Different from the “single source shortest”, the “multi-source shortest” problem is to find the shortest path from “multiple source points” to “one or more sinks”.
In terms of implementation, the core part of the search, “multi-source BFS” is no different from “single-source BFS.”
And by establishing “virtual source points,” we can turn the “multi-source BFS” problem back into the “single-source BFS” problem.
What do you mean?
In our case, the problem asks us to find the maximum value from each “ocean” area to the nearest “land” area.
We can invert the “source/origin” and “terminal/end” : starting from each “land” area, multiple “land” areas simultaneously spread one circle at a time, and each “ocean” area is first covered by the corresponding number of turns, is the distance of the “ocean” area from the nearest “land” area.
But how does this relate to “single-source BFS”?

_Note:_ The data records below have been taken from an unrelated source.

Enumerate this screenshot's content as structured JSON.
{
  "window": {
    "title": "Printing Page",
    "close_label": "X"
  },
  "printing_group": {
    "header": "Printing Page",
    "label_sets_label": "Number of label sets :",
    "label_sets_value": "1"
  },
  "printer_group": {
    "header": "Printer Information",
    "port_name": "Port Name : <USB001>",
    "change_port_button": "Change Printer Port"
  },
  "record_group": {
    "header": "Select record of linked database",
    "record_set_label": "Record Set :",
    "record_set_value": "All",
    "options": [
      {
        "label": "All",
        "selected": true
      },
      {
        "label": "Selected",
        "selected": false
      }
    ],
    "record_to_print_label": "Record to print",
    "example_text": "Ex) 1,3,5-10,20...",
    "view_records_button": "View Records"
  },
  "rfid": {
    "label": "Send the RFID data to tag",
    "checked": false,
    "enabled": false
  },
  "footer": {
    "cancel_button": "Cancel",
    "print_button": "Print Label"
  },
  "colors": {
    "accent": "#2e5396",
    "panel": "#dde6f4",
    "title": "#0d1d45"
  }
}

We can imagine the existence of a “virtual source point” with edges equal to all “real source points” (land), then the shortest circuit between any “ocean” region and the “nearest land” region is equivalent to the shortest circuit with the “virtual source point” :
In the implementation, we don’t need to actually create the virtual source point, we just need to enqueue all the “real source points” before BFS.

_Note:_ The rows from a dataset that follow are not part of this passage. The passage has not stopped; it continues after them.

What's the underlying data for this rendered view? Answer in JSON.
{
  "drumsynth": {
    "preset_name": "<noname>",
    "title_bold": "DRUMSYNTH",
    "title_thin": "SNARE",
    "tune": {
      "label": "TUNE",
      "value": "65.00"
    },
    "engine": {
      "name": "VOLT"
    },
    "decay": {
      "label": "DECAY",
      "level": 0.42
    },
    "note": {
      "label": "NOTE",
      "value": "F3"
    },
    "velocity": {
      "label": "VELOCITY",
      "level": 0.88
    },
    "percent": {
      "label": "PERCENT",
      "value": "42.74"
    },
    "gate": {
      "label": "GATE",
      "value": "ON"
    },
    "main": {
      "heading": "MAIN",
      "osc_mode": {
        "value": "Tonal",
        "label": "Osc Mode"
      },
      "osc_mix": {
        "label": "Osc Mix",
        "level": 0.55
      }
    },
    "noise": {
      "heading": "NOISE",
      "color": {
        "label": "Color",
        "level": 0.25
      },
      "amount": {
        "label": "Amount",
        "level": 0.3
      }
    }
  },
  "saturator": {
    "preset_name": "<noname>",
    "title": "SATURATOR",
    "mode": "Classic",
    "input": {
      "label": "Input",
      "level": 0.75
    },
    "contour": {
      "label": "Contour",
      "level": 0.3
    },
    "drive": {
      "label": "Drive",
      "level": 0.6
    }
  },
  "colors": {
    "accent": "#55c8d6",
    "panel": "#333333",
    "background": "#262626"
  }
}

This process is equivalent to popping the “virtual source point” from the queue, enqueuing the point it can reach (the real source point), and then doing regular BFS.
Some details: ImplementationFor convenience, when performing regular BFS, if an “ocean” area is accessed, it is covered by the “nearest land” to it, change the value to the minimum distance. This way we only need to consider the “ocean” areas where the value is still equal (representing areas that have not been updated).
Code:
class Solution { public int maxDistance(int[][] grid) { int n = grid.length; Deque<int[]> d = new ArrayDeque<>(); Map<Integer, Integer> map = new HashMap<>(); for (int i = 0; i < n; i++) { for (int j = 0; j < n; j++) { if (grid[i][j] == 1) { d.add(new int[]{i, j}); map.put(i * n + j, 0); } } } int ans = -1; Int [] [] dirs = new int [] [] {{1, 0}, {1, 0}, {0, 1}, {0, 1}}; while (! d.isEmpty()) { int[] poll = d.poll(); int dx = poll[0], dy = poll[1]; int step = map.get(dx * n + dy); for (int[] di : dirs) { int nx = dx + di[0], ny = dy + di[1]; if (nx < 0 || nx >= n || ny < 0 || ny >= n) continue; if (grid[nx][ny] ! = 0) continue; grid[nx][ny] = step + 1; d.add(new int[]{nx, ny}); map.put(nx * n + ny, step + 1); ans = Math.max(ans, step + 1); } } return ans; }}- Time complexity:
- Space complexity:
conclusion
Today we introduced the “multi-source BFS” problem, which we can turn back into the “single-source BFS” problem by creating “virtual source points.”
All we need to do is enqueue all the “real source points” and then BFS.
It seems that there is not much difference between the two, but its essence is that the conventional Flood Fill is used to transform multiple simple BFS into one BFS through the source/terminal conversion, which can effectively reduce the time complexity of our algorithm.
The last
This is the No.1162 of our series “Spawn through LeetCode”. The series started on January 01, 2012, and as of the start date there were 1,916 questions on LeetCode.
In this series of articles, in addition to explaining how to solve the problem, I will present the most concise code possible. If the general solution is involved, there will be a corresponding code template.
In order to facilitate the classmate can carry on the debugging and submit code on a computer, I established the relevant warehouse: https://github.com/SharingSou… .
In the repository address, you’ll find links to the series’ solutions, the code for the series, links to the original LeetCode problems, and other preferred solutions.